Hinton a confié que l’IA qu’il a contribué à mettre au point était le fruit d’un accident. À l’origine, ses recherches menées sur les réseaux neuronaux artificiels visaient à améliorer la compréhension du fonctionnement biologique du cerveau humain. Il ne semble pas avoir anticipé la manière dont la technologie a aussi rapidement évolué et a été appliquée dans de nombreux autres domaines. Plus tôt cette année, il avait déclaré que l’on se situe désormais dans une époque charnière quant aux avancées de l’IA.
Avec le temps, l’IA reléguera l’humain au rang de deuxième être le plus intelligent de la planète, selon Hinton. Bien que la technologie ait été au départ conçue pour nous assister, toujours plus de preuves suggèrent qu’elle pourrait bientôt nous supplanter, même les meilleurs d’entre nous. Si certaines IA se montrent déjà rebelles et semblent ne pas hésiter à montrer une certaine forme d’émotion, les futures versions (l’IA générale) pourraient remplacer « l’humain médian », comme l’a récemment suggéré Sam Altman, le PDG d’OpenAI.
« Nous sommes comme de petits enfants jouant avec une bombe »
L’un des moyens par lesquels les IA pourraient devenir incontrôlables est la capacité à écrire du code informatique pour s’automodifier. « Et c’est quelque chose dont nous devons sérieusement nous inquiéter », indique Hinton. En prenant des décisions malveillantes, elles pourraient être impossibles à désactiver. Étant donné qu’elles se forment sur les meilleures informations disponibles (les manuels scientifiques ou politiques, ainsi que les romans), elles seront capables de nous manipuler de sorte à nous convaincre de ne pas leur nuire, ou de montrer que nous dépendons entièrement d’elles.

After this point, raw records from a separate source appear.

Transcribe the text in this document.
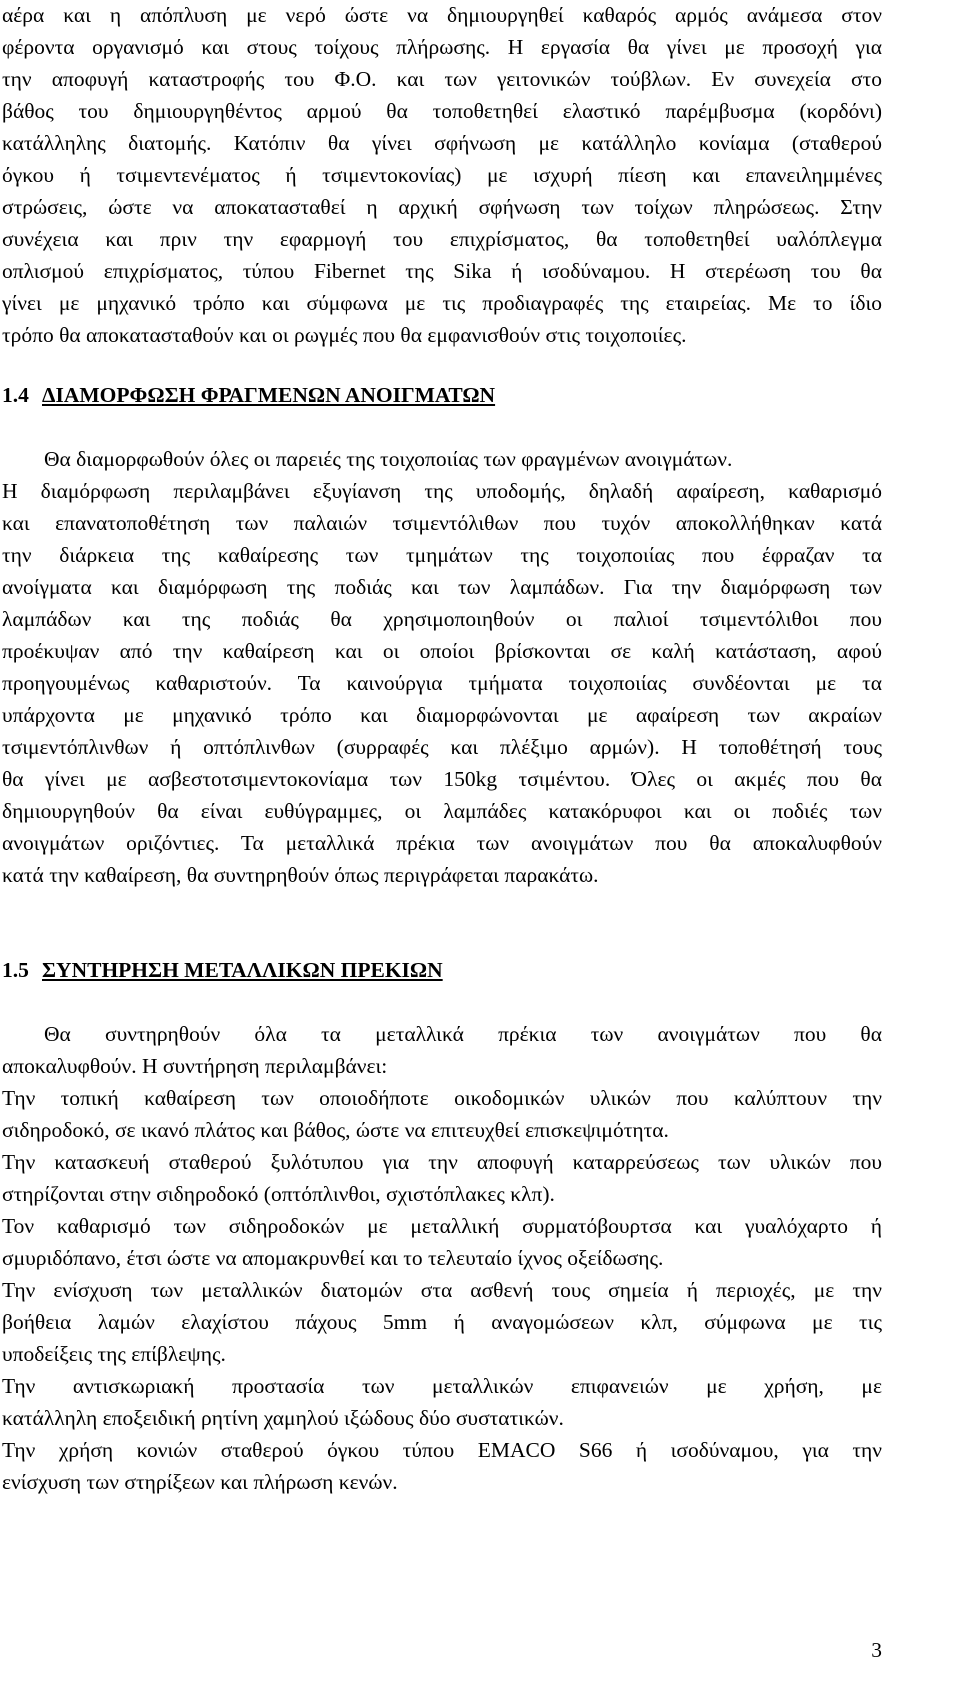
αέρα και η απόπλυση με νερό ώστε να δημιουργηθεί καθαρός αρμός ανάμεσα στον
φέροντα οργανισμό και στους τοίχους πλήρωσης. Η εργασία θα γίνει με προσοχή για
την αποφυγή καταστροφής του Φ.Ο. και των γειτονικών τούβλων. Εν συνεχεία στο
βάθος του δημιουργηθέντος αρμού θα τοποθετηθεί ελαστικό παρέμβυσμα (κορδόνι)
κατάλληλης διατομής. Κατόπιν θα γίνει σφήνωση με κατάλληλο κονίαμα (σταθερού
όγκου ή τσιμεντενέματος ή τσιμεντοκονίας) με ισχυρή πίεση και επανειλημμένες
στρώσεις, ώστε να αποκατασταθεί η αρχική σφήνωση των τοίχων πληρώσεως. Στην
συνέχεια και πριν την εφαρμογή του επιχρίσματος, θα τοποθετηθεί υαλόπλεγμα
οπλισμού επιχρίσματος, τύπου Fibernet της Sika ή ισοδύναμου. Η στερέωση του θα
γίνει με μηχανικό τρόπο και σύμφωνα με τις προδιαγραφές της εταιρείας. Με το ίδιο
τρόπο θα αποκατασταθούν και οι ρωγμές που θα εμφανισθούν στις τοιχοποιίες.
1.4 ΔΙΑΜΟΡΦΩΣΗ ΦΡΑΓΜΕΝΩΝ ΑΝΟΙΓΜΑΤΩΝ
Θα διαμορφωθούν όλες οι παρειές της τοιχοποιίας των φραγμένων ανοιγμάτων.
Η διαμόρφωση περιλαμβάνει εξυγίανση της υποδομής, δηλαδή αφαίρεση, καθαρισμό
και επανατοποθέτηση των παλαιών τσιμεντόλιθων που τυχόν αποκολλήθηκαν κατά
την διάρκεια της καθαίρεσης των τμημάτων της τοιχοποιίας που έφραζαν τα
ανοίγματα και διαμόρφωση της ποδιάς και των λαμπάδων. Για την διαμόρφωση των
λαμπάδων και της ποδιάς θα χρησιμοποιηθούν οι παλιοί τσιμεντόλιθοι που
προέκυψαν από την καθαίρεση και οι οποίοι βρίσκονται σε καλή κατάσταση, αφού
προηγουμένως καθαριστούν. Τα καινούργια τμήματα τοιχοποιίας συνδέονται με τα
υπάρχοντα με μηχανικό τρόπο και διαμορφώνονται με αφαίρεση των ακραίων
τσιμεντόπλινθων ή οπτόπλινθων (συρραφές και πλέξιμο αρμών). Η τοποθέτησή τους
θα γίνει με ασβεστοτσιμεντοκονίαμα των 150kg τσιμέντου. Όλες οι ακμές που θα
δημιουργηθούν θα είναι ευθύγραμμες, οι λαμπάδες κατακόρυφοι και οι ποδιές των
ανοιγμάτων οριζόντιες. Τα μεταλλικά πρέκια των ανοιγμάτων που θα αποκαλυφθούν
κατά την καθαίρεση, θα συντηρηθούν όπως περιγράφεται παρακάτω.
1.5 ΣΥΝΤΗΡΗΣΗ ΜΕΤΑΛΛΙΚΩΝ ΠΡΕΚΙΩΝ
Θα συντηρηθούν όλα τα μεταλλικά πρέκια των ανοιγμάτων που θα
αποκαλυφθούν. Η συντήρηση περιλαμβάνει:
Την τοπική καθαίρεση των οποιοδήποτε οικοδομικών υλικών που καλύπτουν την
σιδηροδοκό, σε ικανό πλάτος και βάθος, ώστε να επιτευχθεί επισκεψιμότητα.
Την κατασκευή σταθερού ξυλότυπου για την αποφυγή καταρρεύσεως των υλικών που
στηρίζονται στην σιδηροδοκό (οπτόπλινθοι, σχιστόπλακες κλπ).
Τον καθαρισμό των σιδηροδοκών με μεταλλική συρματόβουρτσα και γυαλόχαρτο ή
σμυριδόπανο, έτσι ώστε να απομακρυνθεί και το τελευταίο ίχνος οξείδωσης.
Την ενίσχυση των μεταλλικών διατομών στα ασθενή τους σημεία ή περιοχές, με την
βοήθεια λαμών ελαχίστου πάχους 5mm ή αναγομώσεων κλπ, σύμφωνα με τις
υποδείξεις της επίβλεψης.
Την αντισκωριακή προστασία των μεταλλικών επιφανειών με χρήση, με
κατάλληλη εποξειδική ρητίνη χαμηλού ιξώδους δύο συστατικών.
Την χρήση κονιών σταθερού όγκου τύπου EMACO S66 ή ισοδύναμου, για την
ενίσχυση των στηρίξεων και πλήρωση κενών.
3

L’ingénieur précise d’ailleurs que les impacts négatifs des IA ne se limitent pas uniquement au remplacement des humains (travailleurs et dirigeants), mais également à leur utilisation non éthique par l’humain même. Ces conséquences négatives vont par exemple de l’armement à la propagation de désinformation. « Nous sommes comme de petits enfants jouant avec une bombe. Tel est le décalage entre la puissance de notre jouet et l’immaturité de notre conduite », ont conclu des chercheurs abordant les risques liés à l’IA dans une étude publiée en 2021.